Un viaggio tra arte, storia e note d’autore che ha fatto rivivere la bellezza d’un tempo quello tenutosi ieri, Giovedì 20 Agosto 2026 a Santa Lucia del Mela.


Nella suggestiva cornice dell’atrio della Chiesa di Santa Maria de Floripotema, l’evento “I Luoghi Senza Tempo” ha conquistato un folto e partecipe pubblico, giunto in massa anche dai comuni limitrofi per riscoprire le radici culturali e spirituali della vallata.

Ad aprire la manifestazione, dopo gli indirizzi di saluto del presidente Upcf Claudio Cambria e dell’assessore Angela D’Amico, sono state le raffinate ed esecuzioni del Quartetto Akros. Il gruppo di violini, viola e violoncello ha incantato la platea eseguendo celebri brani classici — brevemente introdotti da Isabella Ferrauto — che hanno incorniciato e impreziosito sia l’apertura sia la chiusura dell’incontro.

Il cuore dell’evento si è poi acceso con gli interventi del Rettore Pino Privitera e dell’Archimandrita Padre Alessio Mandanikiotis. I due relatori hanno ripercorso la ricca storia del sacro sito collocato lungo il torrente, illustrandone le trasformazioni architetturali e le diverse funzioni religiose succedutesi negli anni. L’attenzione si è infine allargata all’intero comprensorio tirrenico: Privitera e Mandanikiotis hanno riacceso i riflettori su tante testimonianze storiche oggi dimenticate, trascurate o riutilizzate impropriamente, lanciando un accorato appello per un’opera urgente di riscoperta e valorizzazione artistica, culturale e spirituale.

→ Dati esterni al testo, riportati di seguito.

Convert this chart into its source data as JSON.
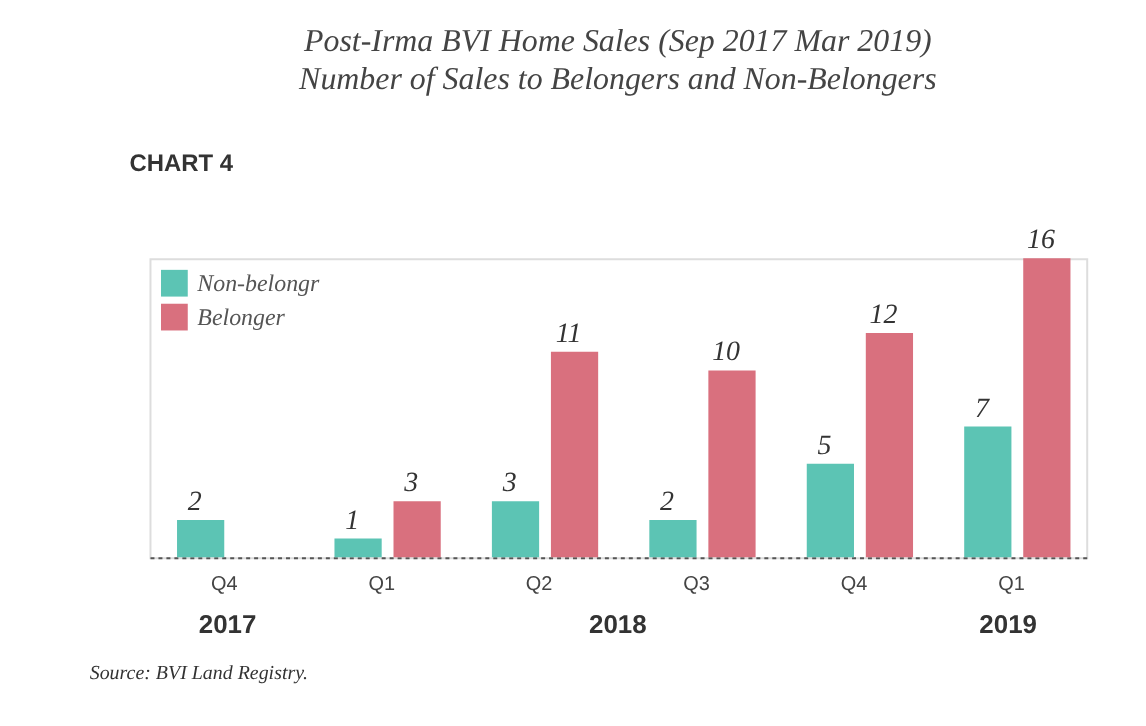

La serata, sapientemente coordinata e moderata da Enzo Diolosà, si è conclusa con un sentito ringraziamento a Padre Paolo Impalà e ai suoi collaboratori per l’affettuosa accoglienza, oltre che alle realtà enogastronomiche locali — il Panificio Bontà del Forno, la Pasticceria Mazzagatti Giuseppe e l’Azienda vitivinicola Giovanni Impalà — che hanno contribuito a rendere indimenticabile la riuscita dell’evento.